I forget to mention how groovy this mixtape is. I Seen The Light bangs and has dope background singing. The horn sample in the other Clams Casino produced 1 Time Remix is a wonderful central element. You can turn your brain off and enjoy the crap out of I’m Gay (I’m Happy). This is a project that was supposed to accomplish it all. Lil B was asked about it at the time and said:
“One-hundred years later, people gonna thank me, because people are going to be free. And that’s the main thing. Even if it’s 1 percent of the people that listen to me and are gonna be free, that’s better than none,” he said. “That’s better than not speaking up at all … and I spoke up and I did it.”
After this album Lil B walked a new path; stripping himself of everything that is not love and happiness.

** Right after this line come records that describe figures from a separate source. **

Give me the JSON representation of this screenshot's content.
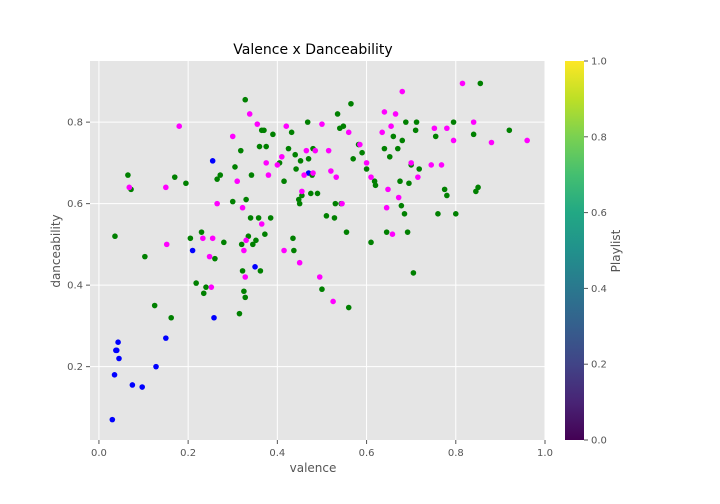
{
  "chart_data": {
    "type": "scatter",
    "title": "Valence x Danceability",
    "xlabel": "valence",
    "ylabel": "danceability",
    "xlim": [
      -0.02,
      1.0
    ],
    "ylim": [
      0.02,
      0.95
    ],
    "xticks": [
      "0.0",
      "0.2",
      "0.4",
      "0.6",
      "0.8",
      "1.0"
    ],
    "yticks": [
      "0.2",
      "0.4",
      "0.6",
      "0.8"
    ],
    "grid": true,
    "colorbar": {
      "label": "Playlist",
      "range": [
        0.0,
        1.0
      ],
      "ticks": [
        "0.0",
        "0.2",
        "0.4",
        "0.6",
        "0.8",
        "1.0"
      ],
      "colormap": "viridis"
    },
    "series": [
      {
        "color": "#0000ff",
        "points": [
          [
            0.03,
            0.07
          ],
          [
            0.035,
            0.18
          ],
          [
            0.038,
            0.24
          ],
          [
            0.043,
            0.26
          ],
          [
            0.045,
            0.22
          ],
          [
            0.04,
            0.24
          ],
          [
            0.075,
            0.155
          ],
          [
            0.097,
            0.15
          ],
          [
            0.128,
            0.2
          ],
          [
            0.15,
            0.27
          ],
          [
            0.21,
            0.485
          ],
          [
            0.255,
            0.705
          ],
          [
            0.258,
            0.32
          ],
          [
            0.35,
            0.445
          ],
          [
            0.47,
            0.675
          ]
        ]
      },
      {
        "color": "#008000",
        "points": [
          [
            0.036,
            0.52
          ],
          [
            0.065,
            0.67
          ],
          [
            0.072,
            0.635
          ],
          [
            0.103,
            0.47
          ],
          [
            0.125,
            0.35
          ],
          [
            0.162,
            0.32
          ],
          [
            0.17,
            0.665
          ],
          [
            0.195,
            0.65
          ],
          [
            0.205,
            0.515
          ],
          [
            0.218,
            0.405
          ],
          [
            0.23,
            0.53
          ],
          [
            0.235,
            0.38
          ],
          [
            0.24,
            0.395
          ],
          [
            0.26,
            0.465
          ],
          [
            0.265,
            0.66
          ],
          [
            0.272,
            0.67
          ],
          [
            0.28,
            0.505
          ],
          [
            0.3,
            0.605
          ],
          [
            0.305,
            0.69
          ],
          [
            0.315,
            0.33
          ],
          [
            0.318,
            0.73
          ],
          [
            0.32,
            0.5
          ],
          [
            0.322,
            0.435
          ],
          [
            0.325,
            0.385
          ],
          [
            0.328,
            0.37
          ],
          [
            0.328,
            0.855
          ],
          [
            0.33,
            0.61
          ],
          [
            0.335,
            0.52
          ],
          [
            0.34,
            0.565
          ],
          [
            0.342,
            0.67
          ],
          [
            0.345,
            0.5
          ],
          [
            0.352,
            0.51
          ],
          [
            0.358,
            0.565
          ],
          [
            0.36,
            0.74
          ],
          [
            0.362,
            0.435
          ],
          [
            0.365,
            0.78
          ],
          [
            0.37,
            0.78
          ],
          [
            0.372,
            0.525
          ],
          [
            0.375,
            0.74
          ],
          [
            0.385,
            0.565
          ],
          [
            0.39,
            0.77
          ],
          [
            0.405,
            0.7
          ],
          [
            0.415,
            0.655
          ],
          [
            0.425,
            0.735
          ],
          [
            0.432,
            0.775
          ],
          [
            0.435,
            0.515
          ],
          [
            0.437,
            0.485
          ],
          [
            0.44,
            0.72
          ],
          [
            0.442,
            0.685
          ],
          [
            0.448,
            0.61
          ],
          [
            0.45,
            0.6
          ],
          [
            0.452,
            0.705
          ],
          [
            0.455,
            0.62
          ],
          [
            0.468,
            0.8
          ],
          [
            0.47,
            0.71
          ],
          [
            0.475,
            0.625
          ],
          [
            0.478,
            0.67
          ],
          [
            0.48,
            0.735
          ],
          [
            0.49,
            0.625
          ],
          [
            0.5,
            0.39
          ],
          [
            0.51,
            0.57
          ],
          [
            0.528,
            0.565
          ],
          [
            0.53,
            0.6
          ],
          [
            0.535,
            0.82
          ],
          [
            0.54,
            0.785
          ],
          [
            0.543,
            0.6
          ],
          [
            0.548,
            0.79
          ],
          [
            0.555,
            0.53
          ],
          [
            0.56,
            0.345
          ],
          [
            0.565,
            0.845
          ],
          [
            0.57,
            0.71
          ],
          [
            0.582,
            0.745
          ],
          [
            0.59,
            0.725
          ],
          [
            0.6,
            0.685
          ],
          [
            0.61,
            0.505
          ],
          [
            0.618,
            0.655
          ],
          [
            0.62,
            0.645
          ],
          [
            0.64,
            0.735
          ],
          [
            0.645,
            0.53
          ],
          [
            0.652,
            0.715
          ],
          [
            0.66,
            0.765
          ],
          [
            0.67,
            0.735
          ],
          [
            0.675,
            0.655
          ],
          [
            0.678,
            0.595
          ],
          [
            0.68,
            0.755
          ],
          [
            0.685,
            0.575
          ],
          [
            0.688,
            0.8
          ],
          [
            0.692,
            0.53
          ],
          [
            0.695,
            0.65
          ],
          [
            0.7,
            0.695
          ],
          [
            0.705,
            0.43
          ],
          [
            0.71,
            0.78
          ],
          [
            0.712,
            0.8
          ],
          [
            0.718,
            0.685
          ],
          [
            0.755,
            0.765
          ],
          [
            0.76,
            0.575
          ],
          [
            0.775,
            0.635
          ],
          [
            0.78,
            0.62
          ],
          [
            0.795,
            0.8
          ],
          [
            0.8,
            0.575
          ],
          [
            0.84,
            0.77
          ],
          [
            0.845,
            0.63
          ],
          [
            0.85,
            0.64
          ],
          [
            0.855,
            0.895
          ],
          [
            0.92,
            0.78
          ]
        ]
      },
      {
        "color": "#ff00ff",
        "points": [
          [
            0.068,
            0.64
          ],
          [
            0.15,
            0.64
          ],
          [
            0.152,
            0.5
          ],
          [
            0.18,
            0.79
          ],
          [
            0.233,
            0.515
          ],
          [
            0.248,
            0.47
          ],
          [
            0.252,
            0.395
          ],
          [
            0.255,
            0.515
          ],
          [
            0.265,
            0.6
          ],
          [
            0.3,
            0.765
          ],
          [
            0.31,
            0.655
          ],
          [
            0.322,
            0.59
          ],
          [
            0.325,
            0.485
          ],
          [
            0.328,
            0.42
          ],
          [
            0.33,
            0.51
          ],
          [
            0.338,
            0.82
          ],
          [
            0.355,
            0.795
          ],
          [
            0.365,
            0.55
          ],
          [
            0.375,
            0.7
          ],
          [
            0.38,
            0.67
          ],
          [
            0.4,
            0.695
          ],
          [
            0.41,
            0.715
          ],
          [
            0.415,
            0.485
          ],
          [
            0.42,
            0.79
          ],
          [
            0.45,
            0.455
          ],
          [
            0.455,
            0.63
          ],
          [
            0.46,
            0.67
          ],
          [
            0.465,
            0.73
          ],
          [
            0.48,
            0.675
          ],
          [
            0.485,
            0.73
          ],
          [
            0.495,
            0.42
          ],
          [
            0.5,
            0.795
          ],
          [
            0.515,
            0.73
          ],
          [
            0.52,
            0.68
          ],
          [
            0.525,
            0.36
          ],
          [
            0.532,
            0.665
          ],
          [
            0.545,
            0.6
          ],
          [
            0.56,
            0.775
          ],
          [
            0.585,
            0.745
          ],
          [
            0.6,
            0.7
          ],
          [
            0.61,
            0.665
          ],
          [
            0.635,
            0.775
          ],
          [
            0.64,
            0.825
          ],
          [
            0.645,
            0.59
          ],
          [
            0.648,
            0.635
          ],
          [
            0.655,
            0.79
          ],
          [
            0.658,
            0.525
          ],
          [
            0.665,
            0.82
          ],
          [
            0.672,
            0.615
          ],
          [
            0.68,
            0.875
          ],
          [
            0.7,
            0.7
          ],
          [
            0.715,
            0.665
          ],
          [
            0.745,
            0.695
          ],
          [
            0.752,
            0.785
          ],
          [
            0.768,
            0.695
          ],
          [
            0.78,
            0.785
          ],
          [
            0.795,
            0.755
          ],
          [
            0.815,
            0.895
          ],
          [
            0.84,
            0.8
          ],
          [
            0.88,
            0.75
          ],
          [
            0.96,
            0.755
          ]
        ]
      }
    ]
  }
}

It has taken him time and he has stumbled along the way but it was on this project he told the world he wasn’t ever going to be what the design for him was. He wouldn’t be your serious conscious rapper or your hardcore shooter, your pimp, and would no longer stand with those who stood against the Gay and Lesbian community. Of all the times I’ve run my hands through my hair and said “Lil B did WHAT?!” (happened a fair amount) this one takes the cake.